Batın önduvar anomalileri (Omfolosel, gastroşizis, Kloakal anomalileri gibi) çoğu zaman prenatal tanı almaktadır. Yine mide, ince ve kalın barsak tıkanıklık veya gelişim anomalileri (obstrüksiyon veya atrezi), anal atrezi (makatın kapalı olması), karaciğer ve dalak büyümesi, safra kesesi yokluğu gibi hastalıkları prenatal tanı alabilmektedir. Assit (karında sıvı toplanması), batın içi ve pelvisteki kistik kitle ve tümörler tanı alabilir.
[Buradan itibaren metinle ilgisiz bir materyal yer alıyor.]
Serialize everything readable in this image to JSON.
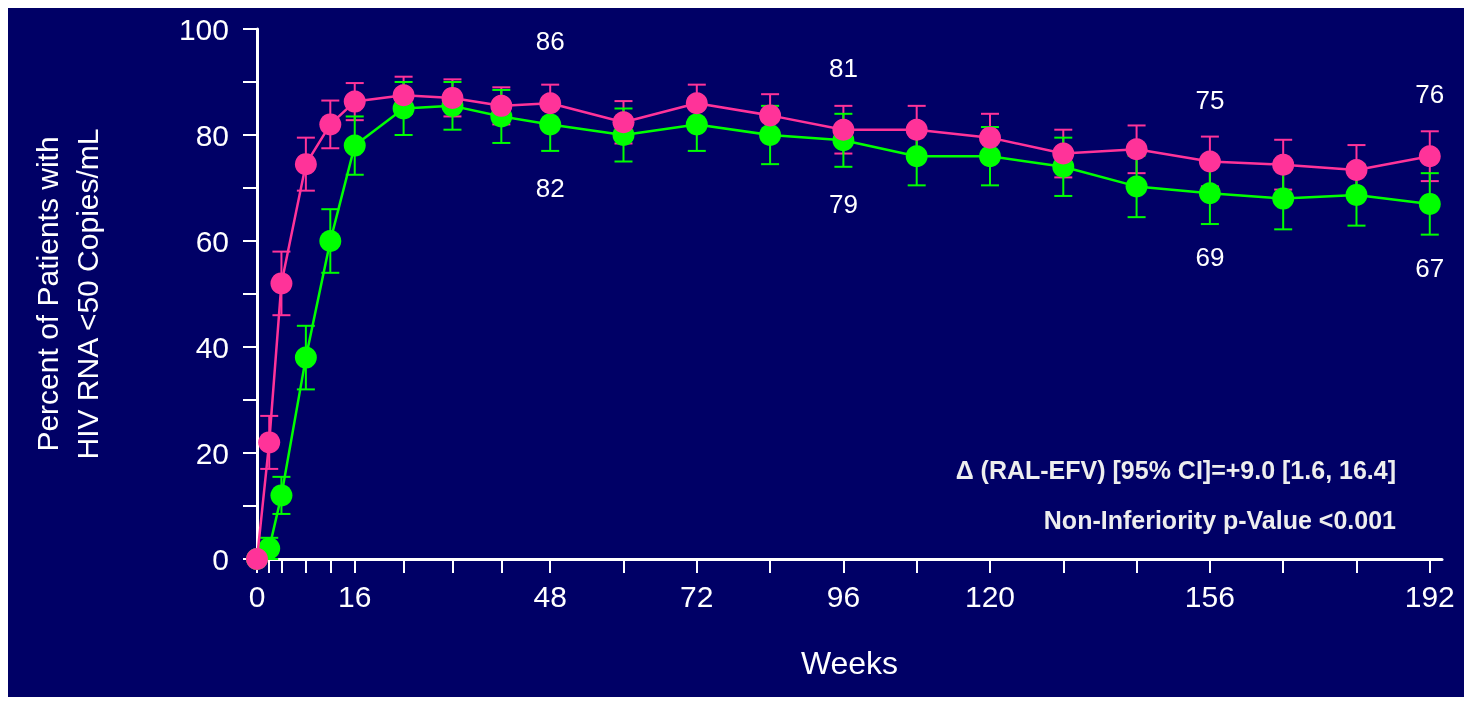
{
  "chart_data": {
    "type": "line",
    "xlabel": "Weeks",
    "ylabel": "Percent of Patients with\nHIV RNA <50 Copies/mL",
    "annotations": [
      "Δ (RAL-EFV) [95% CI]=+9.0 [1.6, 16.4]",
      "Non-Inferiority p-Value <0.001"
    ],
    "x": [
      0,
      2,
      4,
      8,
      12,
      16,
      24,
      32,
      40,
      48,
      60,
      72,
      84,
      96,
      108,
      120,
      132,
      144,
      156,
      168,
      180,
      192
    ],
    "series": [
      {
        "color": "#ff3399",
        "values": [
          0,
          22,
          52,
          74.5,
          82,
          86.3,
          87.5,
          87,
          85.5,
          86,
          82.4,
          86,
          83.7,
          81,
          81,
          79.5,
          76.5,
          77.3,
          75,
          74.4,
          73.4,
          76
        ],
        "errors": [
          null,
          5,
          6,
          5,
          4.5,
          3.5,
          3.5,
          3.5,
          3.5,
          3.5,
          4,
          3.5,
          4,
          4.5,
          4.5,
          4.5,
          4.5,
          4.5,
          4.7,
          4.7,
          4.7,
          4.7
        ],
        "value_labels": [
          null,
          null,
          null,
          null,
          null,
          null,
          null,
          null,
          null,
          "86",
          null,
          null,
          null,
          "81",
          null,
          null,
          null,
          null,
          "75",
          null,
          null,
          "76"
        ]
      },
      {
        "color": "#00ff00",
        "values": [
          0,
          2,
          12,
          38,
          60,
          78,
          85,
          85.5,
          83.5,
          82,
          80,
          82,
          80,
          79,
          76,
          76,
          74,
          70.3,
          69,
          68,
          68.7,
          67
        ],
        "errors": [
          null,
          2,
          3.5,
          6,
          6,
          5.5,
          5,
          4.5,
          5,
          5,
          5,
          5,
          5.5,
          5,
          5.5,
          5.5,
          5.5,
          5.8,
          5.8,
          5.8,
          5.8,
          5.8
        ],
        "value_labels": [
          null,
          null,
          null,
          null,
          null,
          null,
          null,
          null,
          null,
          "82",
          null,
          null,
          null,
          "79",
          null,
          null,
          null,
          null,
          "69",
          null,
          null,
          "67"
        ]
      }
    ],
    "xlim": [
      0,
      194
    ],
    "xticks": [
      0,
      {
        "value": 2,
        "label": null
      },
      {
        "value": 4,
        "label": null
      },
      {
        "value": 8,
        "label": null
      },
      {
        "value": 12,
        "label": null
      },
      16,
      {
        "value": 24,
        "label": null
      },
      {
        "value": 32,
        "label": null
      },
      {
        "value": 40,
        "label": null
      },
      48,
      {
        "value": 60,
        "label": null
      },
      72,
      {
        "value": 84,
        "label": null
      },
      96,
      {
        "value": 108,
        "label": null
      },
      120,
      {
        "value": 132,
        "label": null
      },
      {
        "value": 144,
        "label": null
      },
      156,
      {
        "value": 168,
        "label": null
      },
      {
        "value": 180,
        "label": null
      },
      192
    ],
    "ylim": [
      0,
      100
    ],
    "yticks": [
      0,
      {
        "value": 10,
        "label": null
      },
      20,
      {
        "value": 30,
        "label": null
      },
      40,
      {
        "value": 50,
        "label": null
      },
      60,
      {
        "value": 70,
        "label": null
      },
      80,
      {
        "value": 90,
        "label": null
      },
      100
    ],
    "marker": "circle",
    "line_style": "solid",
    "grid": false
  }
}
Yine Böbrek anomalileri (gelişim anomalileri, yokluğu (renal agenezi), kistik gelişim anomalileri (polikistik böbrek hastalıkları), böbrek çıkımında darlık (üreteropelvik darlık), hidronefroz ), idrar torbası ve yolları ile ilgili anomalilerin (mesane ekstrofisi, vesikouretral reflü, üretra atrezisi veya darlığı, posterior uretral valv sendromu) tanısı mümkündür. Ayrıca yapısal genital anomalilerin (hipospadias, şüpheli genital organ) tanınması da mümkün olabilmektedir.

İskelet anomalileri, kemikler de kısalık- yokluk, şekil bozuklukları, kırıklar ve bunlar ile ilgili hastalıklar (Akondroplazi, Akondrogenezis, Kampomelik displazi,Hipofosfotazya, Osteogenezis imperfekta gibi), el ve ayaklarda şekil bozukluklak (deviasyon, ektrodaktli,  pes ekinavarus), parmak fazlalığı (polidaktili), eklemlerde kontraktür ile ilişkili hastalık veya sendromlar tanı alabilmektedir.

Fetal anemi (kansızlık) yine prenatal dönemde tanınmaktadır.

Tek yumurta ikizlerde (Monokoryonik ikizlerde) kordon dolanması, yapışık ikiz, akardiyak ikiz (bir ikizin kalbi olmaması), ikizden ikize transfüzyon sendromu (ikizler arası damarların birleşerek kan alış-veriş olması), İkiz anemi-polisitemi (birinde kansızlık, diğerin de kanın çok olması)sekansı gibi sorunlar prental dönemde tanı alabilmektedir.

Yapısal Anomalilerin veya Hastalıkların bir kısmının tanınması mümkün olmamaktadır. Yine bazı tanı alabilen anomalilerinde her zaman tanınması mümkün olmayabilir.